The package insert says use of the drug during the second and third trimester of pregnancy reduces fetal function and increases fetal and neonatal disease rates and death. Potential adverse effects include kidney failure and death.

The drug can also harm amniotic fluid, which can be associated with underdeveloped fetal lungs and deformed bones, including the skull. Other fetal complications include urine retention and low blood pressure.

Women who become pregnant are advised to discontinue the medication as soon as possible in consultation with their doctors. If a pregnant woman must continue taking the drug, she should be advised of the potential risk to her fetus.

The manufacturer says it doesn’t know if the drug is excreted in human milk, but it has been found in low concentrations in the milk of lactating rats. Because of the potential for adverse effects on infants, nursing mothers should consult with their doctors about whether to continue taking the medication. Children younger than 1 year should not ingest the drug because it may alter normal kidney development.

In 2013, the U.S. Food and Drug Administration issued a safety announcement warning consumers that Benicar, as well as similar drugs such as Benicar HCT, Azor, Tribenzor and generic versions, can cause severe intestinal complications collectively known as sprue-like enteropathy.

Most often, when patients take prescription medications that cause diarrhea the side effect occurs without permanent damage to the intestines. But sometimes severe diarrhea can cause substantial weight loss, malabsorption and permanent damage to the intestines. These symptoms are typically associated with celiac disease due to gluten exposure. However, drug-induced enteropathy can occur independent of gluten intake and does not go away with a gluten-free diet.

The FDA evaluated reports in published literature as well as databases including the FDA’s Adverse Event Reporting System (FAERS), the CMS Medicare database and a pilot version of a national medical product monitoring system called Sentinel Initiative.

“FDA’s evaluation found clear evidence of an association between olmesartan and sprue-like enteropathy,” the agency said.

The gastrointestinal disorder usually resolved once patients stopped taking the drugs, according to the FDA. In severe cases, patients ended up in the hospital. Some suffered from permanent intestinal damage known as villous atrophy, which occurs when microscopic, finger-like projections that help absorb nutrients erode away, causing the walls of the small intestine to essentially become a flat surface. This can cause serious nutritional deficiencies.

Based on its findings, the FDA approved changes to the drugs’ labels to include sprue-like enteropathy. More than 2,000 people who used Benicar and developed intestinal side effects filed lawsuits.

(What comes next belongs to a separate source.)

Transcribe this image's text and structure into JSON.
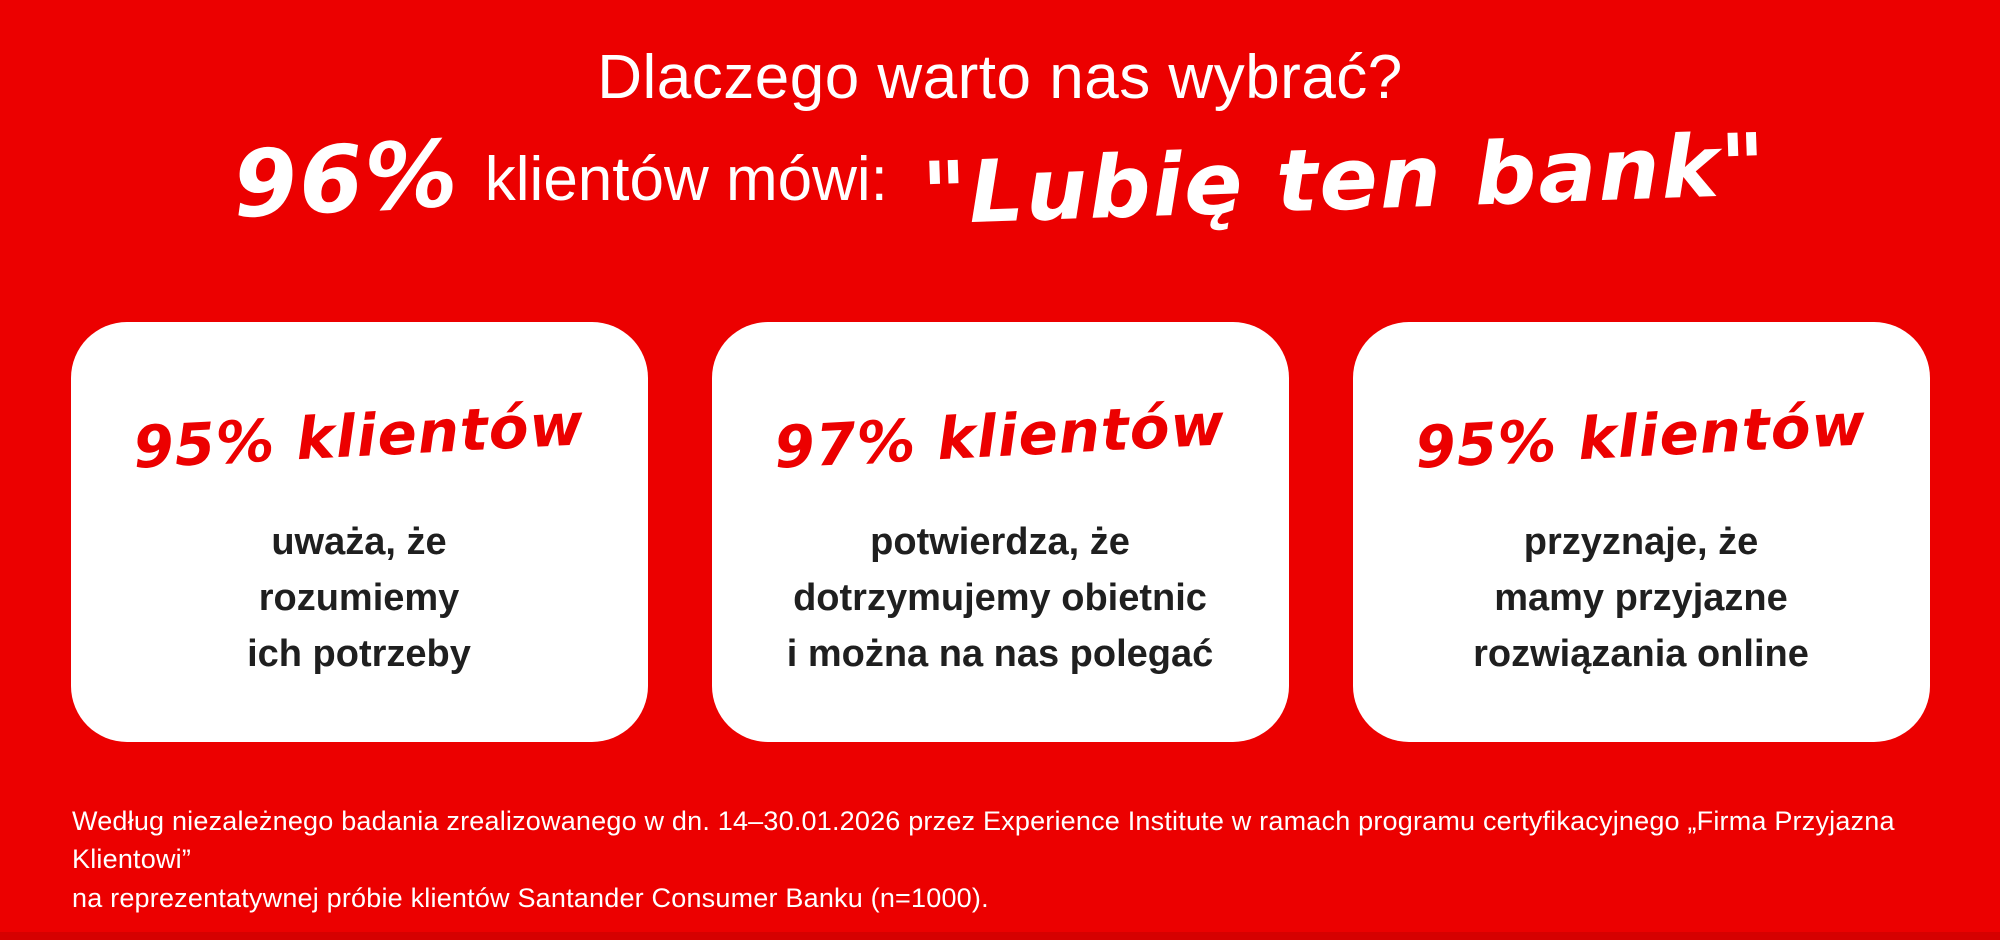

In November 2017, the consumer advocacy group Public Citizen petitioned the FDA to remove Benicar from the market and ban the sale of the drug and several generic versions because of “overwhelming evidence” that the medications cause sprue-like enteropathy. The group noted that the risk of the life-threatening gastrointestinal disorder is “far greater” with olmesartan than with other medications in the same class of drugs.

The FDA responded to the petition in May 2018. The agency said it had not yet reached a decision because agency officials needed to conduct an extensive review.

Drug-induced diarrhea can occur for any number of reasons. Its cause is uncertain in patients taking Benicar. However, the FDA wrote that research suggests olmesartan-induced sprue-like enteropathy may be a delayed hypersensitivity or immune response to the medication because it develops months to years after starting treatment.

Patients experiencing olmesartan-induced sprue-like enteropathy exhibit signs and symptoms similar to individuals suffering from celiac disease.

The FDA advises patients to contact their physicians if they develop severe, chronic diarrhea or significant weight loss while taking Benicar, even if it takes months or years for the symptoms to appear. If a doctor cannot identify causes other than the medication, then he or she may recommend discontinuing the drug and replacing it with another blood pressure treatment.